Çalışmaya katılan işletmelerin insan kaynakları plânlamasında işgören devir oranını her zaman için dikkate aldıkları saptanmıştır. Ancak işletmeler bulundukları yere göre incelendiğinde, İzmir merkezdeki otel işletmelerinin işgören devir oranının, insan kaynakları plânlamasında daha fazla yer aldığı saptanmıştır. İşgören devir oranının işletmelerin insan kaynakları plânlamaları içerisinde yer alması, işletmenin görülmeyen veya yeteri kadar önemsenmeyen bir gider kaynağını azaltmalarını sağlayabilmektedir. Ayrıca işletmelerin işgören devir oranını insan kaynakları plânlaması açısından değerlendirmeleri, ileri dönemlerde meydana gelebilecek işgören devrine karşı bilinçli ve tedbirli olmalarına da yardımcı olabilecektir.
İşletmelerin geçmiş dönemlerde işgören devir oranını çoğunlukla hesapladıkları görülmüştür. Bu durum yine İzmir merkezde yer alan otel işletmelerinde daha da belirgindir. İşgören devrinin geçmiş yıllardan bu yana yapılması, işletmenin insan kaynaklarını ne derecede etkin plânladıkları, işgörenlerin genel sorunları ile ne derecede ilgilendikleri konularında yöneticilere bilgi sağlayabilmektedir.

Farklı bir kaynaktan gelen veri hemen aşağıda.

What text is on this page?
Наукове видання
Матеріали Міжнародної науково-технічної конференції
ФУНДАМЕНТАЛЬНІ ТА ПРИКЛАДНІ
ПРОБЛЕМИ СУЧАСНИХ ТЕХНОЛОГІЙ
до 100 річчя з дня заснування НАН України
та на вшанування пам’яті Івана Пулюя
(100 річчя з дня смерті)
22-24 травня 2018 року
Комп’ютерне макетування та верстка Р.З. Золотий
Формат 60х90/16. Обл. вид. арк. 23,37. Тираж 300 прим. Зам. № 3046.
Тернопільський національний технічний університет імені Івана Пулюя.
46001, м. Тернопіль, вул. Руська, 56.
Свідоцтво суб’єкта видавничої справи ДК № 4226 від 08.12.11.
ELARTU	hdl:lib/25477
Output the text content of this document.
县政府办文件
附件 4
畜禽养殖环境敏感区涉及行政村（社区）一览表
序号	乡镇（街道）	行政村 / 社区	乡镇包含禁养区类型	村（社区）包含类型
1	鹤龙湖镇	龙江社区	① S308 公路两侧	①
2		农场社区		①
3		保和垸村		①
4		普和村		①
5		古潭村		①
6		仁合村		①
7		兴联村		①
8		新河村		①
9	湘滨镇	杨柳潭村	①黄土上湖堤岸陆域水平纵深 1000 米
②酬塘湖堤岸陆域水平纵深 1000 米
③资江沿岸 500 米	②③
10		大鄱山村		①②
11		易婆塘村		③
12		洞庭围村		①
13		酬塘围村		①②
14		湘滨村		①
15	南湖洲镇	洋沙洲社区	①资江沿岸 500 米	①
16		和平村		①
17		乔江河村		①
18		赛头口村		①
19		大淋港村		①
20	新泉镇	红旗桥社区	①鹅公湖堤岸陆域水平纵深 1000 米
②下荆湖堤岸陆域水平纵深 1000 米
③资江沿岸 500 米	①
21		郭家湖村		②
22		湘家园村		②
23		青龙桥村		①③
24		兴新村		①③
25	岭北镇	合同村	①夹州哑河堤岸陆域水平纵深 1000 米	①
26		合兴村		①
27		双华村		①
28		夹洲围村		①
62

İzmir merkezde yer alan otel işletmelerinin genel işgören devir oranı %10 ile %20 arasında yer almaktadır. Bu durum Kuşadası otel işletmeleri için ise %40 - %50 arasındadır. İzmir merkezde yer alan otel işletmelerinde bu oranın düşük olmasının nedeni, etkili insan kaynakları plânlaması ve işgören devrinin düzenli olarak hesaplanması olabilir. Kuşadası’nda niteliksiz işgücünün İzmir merkezden daha fazla olması, Kuşadası’ndaki otel işletmeleri için işgören devrini önemsiz kılabilmektedir. Bir başka ifadeyle, Kuşadası’ndaki otel işletmeleri için işten ayrılan işgörenin yerine yenisinin bulunabilir olması, bu durumun nedenlerinden biri olabilir. Ayrıca Kuşadası’ndaki otel işletmelerinde çalışan işgörenlerin, ücretlere daha duyarlı olması, daha yüksek ücret veren işyerlerine geçmeleri işgören devrini arttırıcı etki yaratabilmektedir. Bu durumun önlenebilmesi için Kuşadası’ndaki otel işletmelerinin, işgörenlerini gerek maddi, gerek manevi olarak tatmin etmeye yönelmeleri gerekmektedir. Kuşadası’ndaki otel işletmelerinin piyasanın üzerinde ücret vermeleri, işgören sosyal sigortalarının tam gün üzerinden hesaplatmaları, daha fazla sosyal olanaklar sunmaları işgörenlerin işletmeye olan bağlılıklarını arttırabilir. Ayrıca işletmeler, işgöreni sadece “robot” olarak görmemeli, işgörenlerin sorunları ile yakından ilgilenmeli ve işgörenler üzerinde yönetim olarak olumlu izlenim bırakmaya çalışmalıdırlar. Ayrıca, kapalı olduğu süre boyunca işletmeler işgörenlerini bağlı oldukları diğer işletmelere yönlendirerek, işgörenlerini işletmede tutabilirler. Bu durum işgörenlerin işletmeye olan bağlılıklarını arttırıcı olabilir. İşletmeler, belirli bir süre boyunca çalışan işgörenlerini maddi veya manevi olarak ödüllendirerek, işe olan tatminlerini de arttırabilirler. Bir başka çözüm ise, işletmelerin işgörenlerini sezon dışında daha nitelikli olmalarını sağlamak amacıyla belirli eğitim kurumlarına gönderebilirler. Bu sayede işgörenlerin işletmeyi daha fazla benimsemeleri sağlanabilir.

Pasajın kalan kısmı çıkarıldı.